Long ago Human Life had stopped being a matter of physical struggle. There has been enough to feed everyone for many thousands of years. Progressively instead it has become a matter of status and winning the social struggle.
Human endeavour quite apart from being a struggle to Live has become a self-imposed struggle to out compete other humans - who are also forced into the same struggle. We have missed the trick to draw a line in the sand a truce in this endless and pointless game.
We work the longest hours of any primate - with the possible exception of the Chimpanzee. With all the technological progress we work the longest hours in human history (except during the very recent industrial revolutions) . Much celebrated drops in work hours are in reference to the last 2 hundred years, but not pre-industrial. The technological progress is not about making our lives better in any real sense, but about giving us the opportunity to raise our Status.
When the new invention comes it is a matter of social status to have it. A program in American history at the weenend showed the post war change to consumerism and the way that advertising exploited the idea of "out of date" so that consumers had to keep buying the "latest" thing. We are used to this fashion thinking now, but nothing ever "goes out of date" unless it is perishable! It is not about the material thing: it is about Status.
Globally then the struggle is not for Quality of Life in any real sense. Much quoted statistics like infant mortality etc are not a factor of Quality of Life! You can't measure Quality of Life so clearly - what exactly is QoL? They are struggles for Status. To become Developed not because it is good think per se, but because it rates the nations status higher.
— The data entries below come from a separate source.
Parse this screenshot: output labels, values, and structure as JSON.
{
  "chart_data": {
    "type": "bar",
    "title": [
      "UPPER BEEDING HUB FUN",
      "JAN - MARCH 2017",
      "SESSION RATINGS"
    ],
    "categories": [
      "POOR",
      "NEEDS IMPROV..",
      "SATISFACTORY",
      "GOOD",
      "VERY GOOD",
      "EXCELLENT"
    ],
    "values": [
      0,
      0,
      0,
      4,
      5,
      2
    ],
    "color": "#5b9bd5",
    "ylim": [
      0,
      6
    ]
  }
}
People want Mercades cars in poor countries not because they need "mercedes" but because it raises their status.
As is often quoted there is plenty for everyone in this world but while grain rots in piles in America people starve. Of course it is all about Status. Those who thought bankers should not get paid have missed the point that salary is about status. People get jobs like this because of status not ability or utility.
Those who once belived that human endeavour was a practical and utilitarian thing for the welfare of man have missed a profound truth about Human Life. The greatest challenge we face is our own struggle to beat ourselves!
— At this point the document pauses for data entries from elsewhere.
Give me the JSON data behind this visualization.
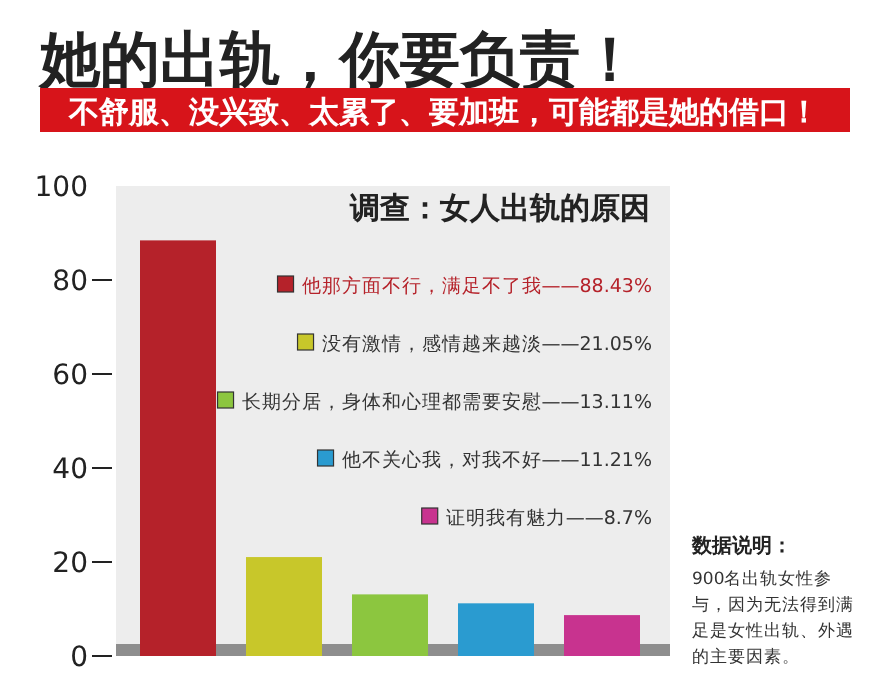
{
  "chart_data": {
    "type": "bar",
    "title": "她的出轨，你要负责！",
    "subtitle": "不舒服、没兴致、太累了、要加班，可能都是她的借口！",
    "annotations": [
      "调查：女人出轨的原因",
      "数据说明：",
      "900名出轨女性参与，因为无法得到满足是女性出轨、外遇的主要因素。"
    ],
    "categories": [
      null,
      null,
      null,
      null,
      null
    ],
    "stacked": true,
    "series": [
      {
        "name": "他那方面不行，满足不了我——88.43%",
        "color": "#b5222a",
        "values": [
          88.43,
          null,
          null,
          null,
          null
        ]
      },
      {
        "name": "没有激情，感情越来越淡——21.05%",
        "color": "#c8c72a",
        "values": [
          null,
          21.05,
          null,
          null,
          null
        ]
      },
      {
        "name": "长期分居，身体和心理都需要安慰——13.11%",
        "color": "#8cc63f",
        "values": [
          null,
          null,
          13.11,
          null,
          null
        ]
      },
      {
        "name": "他不关心我，对我不好——11.21%",
        "color": "#2a9bd0",
        "values": [
          null,
          null,
          null,
          11.21,
          null
        ]
      },
      {
        "name": "证明我有魅力——8.7%",
        "color": "#c8338f",
        "values": [
          null,
          null,
          null,
          null,
          8.7
        ]
      }
    ],
    "ylim": [
      0,
      100
    ],
    "yticks": [
      0,
      20,
      40,
      60,
      80,
      100
    ],
    "legend": "top right"
  }
}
So when we look at the Undeveloped world without TVs actually it is not the lack of TVs that we lament, but the low status of people in these countries because we consider TVs as a measure of status.
I'm rushing now to make lunch: just notes. Many countries have limited population by having large monastic populations - liek Tibet where I think 40% of the population used to live in monasteries. This is a very healthy social invention (quite apart from the spiritual wealth) because it takes away the population pressure and thus the competition and thus the need for status and thus the hard work and thus the social antagonism and the conflict. Now that is Quality of Life! Buit they don't have TVs so we see them as lower status - but they shouldn't care.
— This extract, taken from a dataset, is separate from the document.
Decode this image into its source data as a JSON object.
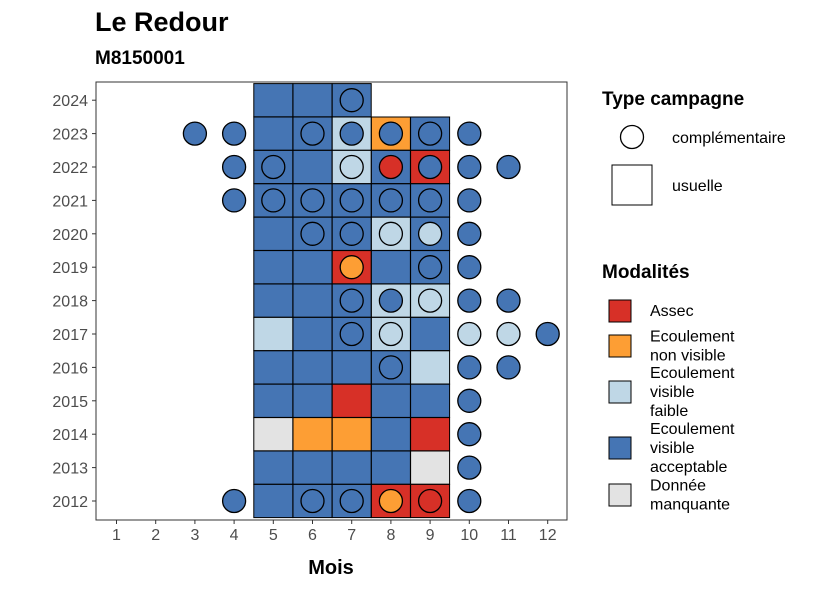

Realising such a ridiculous state of affairs affords one thing : we can finally rise above the level of animals. In such a world of plenty we don't have to fight for status. It is just an idea. It is not real. It actually has nothing to do with Human Life. It is just a hangover from the material world where competition rules the lives of bacteria and protozoans and still rules of the lives of Humans who haven't looked around for a billion years.
A search for happiness in poverty. Happiness with personal loss, and a challenge to the wisdom of economic growth and environmental exploitation.